How to get an SD-WAN implementation right

A real world story.

In my previous post, I have shared possible side effects of SD-WAN which enterprise and CIOs should understand prior to implementation. But SD-WAN can be a great solution to enterprise if the company’s objective is clear, and when the solution is implemented in the right way. The best way to explain this is by considering an actual use case.

This customer had been growing consistently and fairly quickly for the past decade. Its traditional MPLS WAN was becoming the bottle neck for its expansion. The application performance - and with it the user experience - was getting worse and it wasn't clear why this was so and what could be done to improve it, while containing the overall costs. Also the customer was struggling with the complexity and slow speed of execution for any change required at their branch offices.

The solution that NTT Communications (NTT Com) implemented is a managed hybrid-WAN network infrastructure with an SD-WAN overlay network – I will define these terms later.

The main advantages of this solution are: improved user-experience with visibility of the application performance, not just of the traffic by application, simplified change management and substantially lower operational cost.

The original network of the customer was a typical MPLS-based network, a so-called traditional WAN. The access technology used to connect to the network was leased lines or the internet (for IPSec access into MPLS).

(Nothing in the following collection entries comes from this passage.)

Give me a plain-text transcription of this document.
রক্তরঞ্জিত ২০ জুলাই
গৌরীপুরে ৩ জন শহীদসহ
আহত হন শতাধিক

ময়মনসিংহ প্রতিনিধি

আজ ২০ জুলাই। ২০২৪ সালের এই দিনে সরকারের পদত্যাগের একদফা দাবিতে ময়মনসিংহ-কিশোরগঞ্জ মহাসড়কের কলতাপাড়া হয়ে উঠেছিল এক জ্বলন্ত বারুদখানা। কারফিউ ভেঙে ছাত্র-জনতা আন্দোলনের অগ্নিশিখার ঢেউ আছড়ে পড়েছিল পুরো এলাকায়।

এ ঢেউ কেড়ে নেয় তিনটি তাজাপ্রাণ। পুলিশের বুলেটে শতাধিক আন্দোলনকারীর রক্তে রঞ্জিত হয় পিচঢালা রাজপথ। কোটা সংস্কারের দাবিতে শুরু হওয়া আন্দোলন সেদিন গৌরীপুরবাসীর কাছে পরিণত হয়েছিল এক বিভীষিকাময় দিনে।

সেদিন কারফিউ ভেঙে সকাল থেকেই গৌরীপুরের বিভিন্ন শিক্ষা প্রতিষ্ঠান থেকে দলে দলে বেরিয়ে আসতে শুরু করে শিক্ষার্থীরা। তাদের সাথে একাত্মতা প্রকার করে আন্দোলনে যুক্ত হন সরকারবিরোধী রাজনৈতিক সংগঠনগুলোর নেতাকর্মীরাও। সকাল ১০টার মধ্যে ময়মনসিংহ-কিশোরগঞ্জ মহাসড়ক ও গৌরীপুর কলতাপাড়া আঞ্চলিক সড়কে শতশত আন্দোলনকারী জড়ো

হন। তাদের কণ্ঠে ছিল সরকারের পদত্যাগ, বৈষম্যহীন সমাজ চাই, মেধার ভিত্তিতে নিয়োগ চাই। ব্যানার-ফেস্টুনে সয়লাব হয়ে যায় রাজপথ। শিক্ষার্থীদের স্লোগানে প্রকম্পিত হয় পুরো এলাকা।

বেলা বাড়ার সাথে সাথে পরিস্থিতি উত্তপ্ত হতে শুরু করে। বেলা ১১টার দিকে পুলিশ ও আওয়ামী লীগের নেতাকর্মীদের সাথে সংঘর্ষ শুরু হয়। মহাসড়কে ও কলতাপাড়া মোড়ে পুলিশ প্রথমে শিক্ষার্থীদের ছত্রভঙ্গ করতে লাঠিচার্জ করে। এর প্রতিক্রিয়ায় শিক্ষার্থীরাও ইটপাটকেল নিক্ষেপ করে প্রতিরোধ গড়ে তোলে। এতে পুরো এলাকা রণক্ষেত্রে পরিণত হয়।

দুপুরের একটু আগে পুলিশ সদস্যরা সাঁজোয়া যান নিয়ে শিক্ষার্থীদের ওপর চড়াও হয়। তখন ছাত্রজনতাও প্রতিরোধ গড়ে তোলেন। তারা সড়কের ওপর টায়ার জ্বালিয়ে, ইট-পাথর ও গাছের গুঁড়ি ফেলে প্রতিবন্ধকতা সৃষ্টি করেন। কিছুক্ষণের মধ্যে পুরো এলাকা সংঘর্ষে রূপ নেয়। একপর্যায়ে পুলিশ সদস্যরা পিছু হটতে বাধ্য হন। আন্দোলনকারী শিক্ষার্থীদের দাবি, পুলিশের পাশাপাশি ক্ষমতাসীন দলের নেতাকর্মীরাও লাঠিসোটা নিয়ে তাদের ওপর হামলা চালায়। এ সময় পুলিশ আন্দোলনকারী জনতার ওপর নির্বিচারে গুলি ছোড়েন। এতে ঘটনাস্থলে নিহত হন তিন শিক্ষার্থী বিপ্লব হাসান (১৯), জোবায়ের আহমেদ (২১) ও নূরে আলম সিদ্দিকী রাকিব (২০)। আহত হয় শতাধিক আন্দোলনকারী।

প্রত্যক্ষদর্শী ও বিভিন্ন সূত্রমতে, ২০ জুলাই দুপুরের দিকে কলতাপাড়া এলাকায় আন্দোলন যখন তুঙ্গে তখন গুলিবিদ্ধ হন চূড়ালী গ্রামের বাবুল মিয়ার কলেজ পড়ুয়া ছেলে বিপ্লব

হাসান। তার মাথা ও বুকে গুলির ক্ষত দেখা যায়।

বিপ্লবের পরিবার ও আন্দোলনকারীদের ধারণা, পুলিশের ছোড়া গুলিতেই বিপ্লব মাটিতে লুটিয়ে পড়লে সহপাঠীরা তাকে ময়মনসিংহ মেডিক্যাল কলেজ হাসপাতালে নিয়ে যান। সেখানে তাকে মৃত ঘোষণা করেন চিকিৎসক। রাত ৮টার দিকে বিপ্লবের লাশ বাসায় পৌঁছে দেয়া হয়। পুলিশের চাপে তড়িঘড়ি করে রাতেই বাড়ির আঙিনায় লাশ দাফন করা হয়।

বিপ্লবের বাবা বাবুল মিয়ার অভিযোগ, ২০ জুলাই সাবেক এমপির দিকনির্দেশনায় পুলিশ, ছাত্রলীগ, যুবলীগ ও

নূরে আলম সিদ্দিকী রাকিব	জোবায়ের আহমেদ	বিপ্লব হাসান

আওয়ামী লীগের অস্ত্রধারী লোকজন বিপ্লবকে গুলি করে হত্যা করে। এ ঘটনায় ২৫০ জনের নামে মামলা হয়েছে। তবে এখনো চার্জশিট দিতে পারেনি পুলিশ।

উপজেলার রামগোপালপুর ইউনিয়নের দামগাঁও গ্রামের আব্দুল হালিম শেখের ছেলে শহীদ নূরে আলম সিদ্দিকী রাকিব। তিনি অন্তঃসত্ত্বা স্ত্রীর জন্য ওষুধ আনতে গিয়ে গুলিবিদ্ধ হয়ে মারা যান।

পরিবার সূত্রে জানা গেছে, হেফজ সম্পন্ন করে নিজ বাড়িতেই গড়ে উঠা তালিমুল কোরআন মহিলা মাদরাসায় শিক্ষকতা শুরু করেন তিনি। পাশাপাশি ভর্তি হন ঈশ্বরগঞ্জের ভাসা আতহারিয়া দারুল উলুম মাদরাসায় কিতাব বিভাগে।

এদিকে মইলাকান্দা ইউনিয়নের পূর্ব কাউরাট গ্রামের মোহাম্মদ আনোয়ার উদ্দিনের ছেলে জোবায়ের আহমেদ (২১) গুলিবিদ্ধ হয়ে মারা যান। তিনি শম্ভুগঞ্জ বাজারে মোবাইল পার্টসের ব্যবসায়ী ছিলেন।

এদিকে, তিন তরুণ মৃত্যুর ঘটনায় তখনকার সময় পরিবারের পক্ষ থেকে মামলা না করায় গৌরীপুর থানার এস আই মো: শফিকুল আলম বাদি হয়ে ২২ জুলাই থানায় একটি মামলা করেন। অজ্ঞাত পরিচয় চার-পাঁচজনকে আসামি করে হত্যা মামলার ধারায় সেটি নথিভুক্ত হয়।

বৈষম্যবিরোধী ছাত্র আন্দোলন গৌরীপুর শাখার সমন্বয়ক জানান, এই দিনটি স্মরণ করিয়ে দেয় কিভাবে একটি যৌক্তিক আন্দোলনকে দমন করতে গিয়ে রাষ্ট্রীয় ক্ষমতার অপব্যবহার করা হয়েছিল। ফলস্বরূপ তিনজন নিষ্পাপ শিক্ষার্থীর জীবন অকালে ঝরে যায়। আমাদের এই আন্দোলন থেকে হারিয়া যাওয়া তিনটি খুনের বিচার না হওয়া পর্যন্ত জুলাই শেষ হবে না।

Backups were passive - so no traffic traveled through them until an outage occurred.

The side effect of this solution was the ‘hairpin routing‘ via the regional data center for: internet, public cloud, remote workers and extranet — which was the main reason for the degraded user-experience; and a lot of unutilized backup capacity.

The network infrastructure that NTT Com delivered is a hybrid-WAN, which fixes the troubles of the traditional WAN by taking advantage of the internet as transport and by integrating this with an MPLS core to ensure a balanced compromise between cost and performance.

Additional functions, such as the cloud-based secure web gateway are provided through function virtualization without the need of additional hardware devices to be deployed on site.

Wherever multiple accesses are available then the traffic can be balanced between the MPLS and the internet VPN by defining which application would use which connection: so it would either travel over MPLS or over the internet.

The common side effects of a hybrid-WAN are the static routing of the applications on a predetermined path and a fairly complex management.

The SD-WAN adds an overlay network to the hybrid-WAN, with the objective being to optimize the performance of the applications transported over the WAN by dynamically selecting the best available path to reach the destination (so, differently from a hybrid WAN where the path is not predefined). This optimization feature is provided by a central controller that monitors the health of the end-to-end connectivity in real time. Application visibility is a critical feature in this use case and is an integral part to the solution.

Takeaways from this series of posts:

  • SD-WAN is great but not as simple as it seems to most enterprises

    • Unless you have dedicated IT staff with SD-WAN and network expertise, look for a managed SD-WAN provider

  • Not all providers are made equal: this has been always true but with SD-WAN the difference can be substantial and meaningful

    • Take time to select the right provider 

  • Not all SD-WAN products bring the same value

    • Evaluate different solutions and choose the solution that fits you now and tomorrow — consider your own roadmap and not just the vendors.